Chronic Superficial Keratitis, in Dogs (Pannus)
Pannus is an immune mediated corneal disease primarily found in the German Shepard breed although other predisposed breeds include Greyhounds, Huskies, and Dachshunds. Other breeds reported to have problems with pannus include Poodles, Border Collies, and Labrador Retrievers. Ultraviolet light and altitude influence the severity of the disease. Pannus is a progressive, non painful, inflammatory disease of the cornea, conjunctiva, and sometimes the third eyelids (when affecting the third eyelid, it is termed “atypical pannus” or “plasmoma”). Variable proportions of pigmentation, corneal vascularization, granulation tissue, and cholesterol deposits characterize Pannus. The corneal changes usually begin on the lower outside surface of the eye. Both eyes are affected, though the diseased regions may be asymmetric. Some dogs also have dry eye problems. As the disease progresses, blindness can develop. The cause of Pannus is not well understood, but several factors are involved: The breed incidence suggests a heritable predisposition. Additionally, UV (ultraviolet) radiation plays an important role as an inciting and propagating factor. Dogs living at high altitudes are more severely affected. Also, autoimmune factors and possibly genetics play a part.

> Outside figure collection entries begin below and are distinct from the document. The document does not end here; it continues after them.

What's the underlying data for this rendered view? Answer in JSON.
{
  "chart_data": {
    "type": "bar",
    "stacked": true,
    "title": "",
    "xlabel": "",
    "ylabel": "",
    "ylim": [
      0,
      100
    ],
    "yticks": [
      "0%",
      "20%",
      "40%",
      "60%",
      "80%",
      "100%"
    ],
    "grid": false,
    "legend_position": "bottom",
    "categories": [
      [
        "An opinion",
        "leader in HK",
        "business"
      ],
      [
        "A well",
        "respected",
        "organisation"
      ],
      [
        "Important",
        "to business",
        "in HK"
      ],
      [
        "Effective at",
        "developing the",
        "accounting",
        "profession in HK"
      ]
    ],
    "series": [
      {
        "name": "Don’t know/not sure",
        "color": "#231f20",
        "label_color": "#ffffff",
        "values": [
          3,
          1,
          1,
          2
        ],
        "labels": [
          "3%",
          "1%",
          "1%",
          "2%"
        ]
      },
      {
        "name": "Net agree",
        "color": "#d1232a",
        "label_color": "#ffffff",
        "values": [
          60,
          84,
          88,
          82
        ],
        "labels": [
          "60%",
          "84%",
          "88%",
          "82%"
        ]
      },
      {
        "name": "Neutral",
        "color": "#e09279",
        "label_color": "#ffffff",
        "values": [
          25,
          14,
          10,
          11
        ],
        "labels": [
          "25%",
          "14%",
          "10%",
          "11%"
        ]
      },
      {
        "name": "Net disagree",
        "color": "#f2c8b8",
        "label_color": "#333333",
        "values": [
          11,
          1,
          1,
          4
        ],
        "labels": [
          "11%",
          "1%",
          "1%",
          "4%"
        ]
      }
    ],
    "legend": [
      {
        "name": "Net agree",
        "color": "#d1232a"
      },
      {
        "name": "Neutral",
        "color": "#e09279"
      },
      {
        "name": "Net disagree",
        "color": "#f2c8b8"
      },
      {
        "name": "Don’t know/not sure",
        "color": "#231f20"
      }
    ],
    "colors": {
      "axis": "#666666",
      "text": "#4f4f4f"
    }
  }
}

GOALS OF MANAGEMENT AND CARE:
- LIFE LONG therapy and LIFE LONG ophthalmic examinations are necessary. Steroid eye drops or ointments are usually used, in addition to topical tacrolimus solution or ointment. The steroid and tacrolimus work together to help decrease corneal scarring and vascularization. Corneal pigmentation is especially improved by tacrolimus medication.
- Our goal is to begin treatment aggressively with both medications and to slowly decrease the dose frequency. Once the disease is under control, then annual reexaminations are required.
- When medication alone fails to control Pannus, then surgical and radiation treatment is recommended, but these therapies are rarely used.
- Sub-conjunctival steroid injections are sometimes used initially to achieve high corneal concentrations. They may also be used to control flare-ups.
- Owners must contact Animal Eye Care or their primary veterinarian if eye pain develops, which could mean that a corneal ulcer has occurred. If an ulcer is present, the topical steroid would need to be stopped.